6'). In other words, the reflected light beams 6 and 6' sweep over the photocathode surface as the tilt of the mirror changes over time.

Therefore, by measuring the temporal change in the intensity of the detection signal from the channeltron, it is possible to monitor the exposure intensity distribution of the broadened light beam.

FIG. 3 shows the temporal change in signal voltage measured during exposure to synchrotron radiation.According to this embodiment, it is possible to monitor the light intensity distribution within the exposed surface simultaneously with the exposure of the sample resist.

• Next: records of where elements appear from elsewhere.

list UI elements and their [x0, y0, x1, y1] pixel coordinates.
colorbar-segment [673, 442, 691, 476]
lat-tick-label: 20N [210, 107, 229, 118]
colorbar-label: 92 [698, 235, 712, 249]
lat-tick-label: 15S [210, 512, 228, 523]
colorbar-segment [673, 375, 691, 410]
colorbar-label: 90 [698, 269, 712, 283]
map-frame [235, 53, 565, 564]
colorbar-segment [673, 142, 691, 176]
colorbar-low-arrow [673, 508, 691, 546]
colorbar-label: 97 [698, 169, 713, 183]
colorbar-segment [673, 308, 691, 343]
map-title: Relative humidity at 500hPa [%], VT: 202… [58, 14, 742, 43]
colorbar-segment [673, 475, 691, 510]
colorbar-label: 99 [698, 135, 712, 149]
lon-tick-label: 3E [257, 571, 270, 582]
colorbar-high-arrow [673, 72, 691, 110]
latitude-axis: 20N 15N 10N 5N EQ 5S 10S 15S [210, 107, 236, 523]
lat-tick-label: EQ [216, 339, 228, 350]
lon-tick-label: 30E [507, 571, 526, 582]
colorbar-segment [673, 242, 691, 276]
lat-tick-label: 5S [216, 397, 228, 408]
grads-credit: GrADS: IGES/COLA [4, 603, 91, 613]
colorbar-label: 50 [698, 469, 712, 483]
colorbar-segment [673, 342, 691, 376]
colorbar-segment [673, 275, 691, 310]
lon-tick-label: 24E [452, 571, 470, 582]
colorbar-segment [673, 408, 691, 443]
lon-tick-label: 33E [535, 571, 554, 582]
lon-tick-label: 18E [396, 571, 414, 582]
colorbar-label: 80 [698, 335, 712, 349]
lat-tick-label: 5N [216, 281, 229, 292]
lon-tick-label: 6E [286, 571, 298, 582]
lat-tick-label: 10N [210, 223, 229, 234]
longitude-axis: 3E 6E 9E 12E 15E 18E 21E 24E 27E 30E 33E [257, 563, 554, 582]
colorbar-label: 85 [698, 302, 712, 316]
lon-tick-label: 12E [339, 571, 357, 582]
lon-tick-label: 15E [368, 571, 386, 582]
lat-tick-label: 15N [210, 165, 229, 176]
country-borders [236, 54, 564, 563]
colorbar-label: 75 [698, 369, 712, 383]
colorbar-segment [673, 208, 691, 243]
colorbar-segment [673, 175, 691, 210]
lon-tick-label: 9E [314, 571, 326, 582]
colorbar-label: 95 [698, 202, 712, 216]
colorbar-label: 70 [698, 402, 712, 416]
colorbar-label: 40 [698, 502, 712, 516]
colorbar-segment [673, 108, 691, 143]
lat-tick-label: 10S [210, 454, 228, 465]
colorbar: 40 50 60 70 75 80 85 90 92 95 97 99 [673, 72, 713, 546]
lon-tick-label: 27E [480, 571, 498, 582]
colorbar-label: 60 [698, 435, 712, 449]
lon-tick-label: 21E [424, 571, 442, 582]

The film thickness of the absorber that can be applied in the present invention is 5 to 1000.
People are the best. In other words, if the film thickness is less than 5 Å, the number of electrons generated is small and therefore cannot be detected, and if the thickness exceeds 1,000 people, the number of electrons generated becomes excessive and there are many reflected electrons in the exposure equipment. This may cause the resist to become sensitive, reducing pattern transfer performance.

Furthermore, as the absorber, heavy metals such as N15W could be used in addition to Au.

〔Effect of the invention〕

According to the present invention, since the exposure intensity and its distribution can be monitored at the same time as the resist is exposed to X-rays, there is a great effect on highly accurate control of resist pattern dimensions in X-ray lithography.

[Brief explanation of the drawing]

FIG. 1 is a configuration diagram of an intensity monitor means according to a first embodiment, and FIG. 2 is a configuration diagram of an intensity monitor means according to a second embodiment. 1...Si wafer, 2...X-ray resist, 3...
・Membrane, 4...Absorber, 5...Channeltron, 6°6'...X-ray, 7...Amplifier, 8...Voltmeter, 20...Be film, 30...・Au film, 18...
・Rotating mirror, 10...Amplifier, 11...Summing circuit, 12...Voltmeter,,'(□

Claims (1)

[Claims] 1. In an X-ray exposure device used in X-ray lithography that transfers a pattern on an X-ray mask, by detecting electrons emitted from an X-ray absorber in an area where the X-rays exist. An X-ray exposure apparatus characterized by having means for monitoring the intensity of the X-rays. 2. The X-ray device according to claim 1, wherein the X-ray absorber is an absorber pattern of the X-ray mask.
Line exposure equipment. 3. The X-ray exposure apparatus according to claim 1, wherein the X-ray absorber is a heavy metal film located in the region where the X-rays exist. 4. The X-ray exposure apparatus according to any one of claims 1 to 3, wherein the X-ray absorber has a thickness of 5 to 1,000 Å.